But I'm going to tell you what I know, which is that your mother's greatest mistake wasn't investigating dangerous people.

It was believing she had to do it by herself. "

The desert was silent around them. No insects, no wind, no traffic. Just the two of them on a porch at the edge of the reservation, with the stars overhead and the dark land stretching out in every direction.

“If I bring Paul and my father onto that property, I’m putting them in the path of people who’ve killed seventeen others,” Kari said. “Paul’s not a field agent anymore. He’s fifty-eight years old. And my father hasn’t carried a weapon in twenty years.”

“And if you go alone and something goes wrong, who comes for you?”

“Ben will have the radio. Marshall has a team staged—”
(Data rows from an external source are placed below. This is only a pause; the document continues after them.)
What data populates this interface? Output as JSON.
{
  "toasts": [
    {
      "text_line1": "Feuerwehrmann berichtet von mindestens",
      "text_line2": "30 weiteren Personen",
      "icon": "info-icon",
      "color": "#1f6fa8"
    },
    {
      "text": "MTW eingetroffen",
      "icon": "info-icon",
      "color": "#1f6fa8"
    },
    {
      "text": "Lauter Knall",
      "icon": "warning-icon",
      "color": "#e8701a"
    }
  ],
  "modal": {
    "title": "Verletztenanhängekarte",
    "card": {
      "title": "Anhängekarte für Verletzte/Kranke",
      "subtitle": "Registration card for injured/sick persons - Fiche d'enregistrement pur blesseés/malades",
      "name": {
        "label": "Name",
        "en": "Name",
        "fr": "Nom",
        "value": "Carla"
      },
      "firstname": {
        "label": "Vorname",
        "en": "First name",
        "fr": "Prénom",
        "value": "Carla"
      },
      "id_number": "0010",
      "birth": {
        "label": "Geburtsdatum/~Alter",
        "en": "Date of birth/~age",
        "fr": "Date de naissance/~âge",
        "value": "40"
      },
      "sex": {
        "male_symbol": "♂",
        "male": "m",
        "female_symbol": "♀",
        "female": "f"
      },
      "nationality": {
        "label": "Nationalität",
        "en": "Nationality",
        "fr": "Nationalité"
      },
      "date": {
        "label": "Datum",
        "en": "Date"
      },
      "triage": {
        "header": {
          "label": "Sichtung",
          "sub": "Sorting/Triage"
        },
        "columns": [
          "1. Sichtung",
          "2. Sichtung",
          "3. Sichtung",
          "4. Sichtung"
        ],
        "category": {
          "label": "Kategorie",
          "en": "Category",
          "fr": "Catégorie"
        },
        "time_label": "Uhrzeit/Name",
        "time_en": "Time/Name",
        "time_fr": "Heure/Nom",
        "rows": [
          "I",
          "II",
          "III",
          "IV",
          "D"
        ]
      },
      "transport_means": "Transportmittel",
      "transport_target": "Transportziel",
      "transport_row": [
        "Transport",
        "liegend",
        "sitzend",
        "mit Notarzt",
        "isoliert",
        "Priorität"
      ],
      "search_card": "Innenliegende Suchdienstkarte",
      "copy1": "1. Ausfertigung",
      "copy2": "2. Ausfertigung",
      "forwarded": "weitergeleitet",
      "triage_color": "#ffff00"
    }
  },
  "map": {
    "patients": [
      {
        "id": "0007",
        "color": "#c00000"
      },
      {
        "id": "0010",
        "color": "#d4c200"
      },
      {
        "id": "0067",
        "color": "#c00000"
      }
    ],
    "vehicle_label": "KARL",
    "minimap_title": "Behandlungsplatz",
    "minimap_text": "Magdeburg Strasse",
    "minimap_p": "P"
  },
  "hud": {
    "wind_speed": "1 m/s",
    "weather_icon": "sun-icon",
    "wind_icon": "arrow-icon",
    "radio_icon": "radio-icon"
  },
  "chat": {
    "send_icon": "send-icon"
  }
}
“Twenty minutes away. You said that yourself. Twenty minutes is a long time when someone’s shooting at you.”

Kari remembered the night at her house. The automatic weapon fire tearing through the walls.

The windshield shattering. The terrible, specific knowledge that the person inside wanted her dead and had the tools to accomplish it.

Ben’s voice on the phone—Stay on the line, stay down—and the sirens that had taken twelve minutes to arrive, each minute marked by gunfire and the diminishing space between herself and a bullet.

“I survived that,” she said.

“You survived because you were lucky and because Ben called it in and because whoever was shooting was sloppy. You told me that yourself.” Ruth picked up her mug and took another sip.

“Don’t count on the same luck twice. Don’t count on facing sloppy people next time.

And don’t walk into the desert alone and expect the desert to bring you back just because it has before. ”

They sat with that. Kari drank her tea. It was chamomile, the kind Ruth made from flowers she grew and dried herself, and it tasted the way the reservation smelled after rain—earthy, specific, a flavor that belonged to a place.

“Your mother was brave,” Ruth said. “She was also stubborn and proud and she confused being alone with being strong. Don’t make that confusion, Kari.

The people in that house came here because they chose to.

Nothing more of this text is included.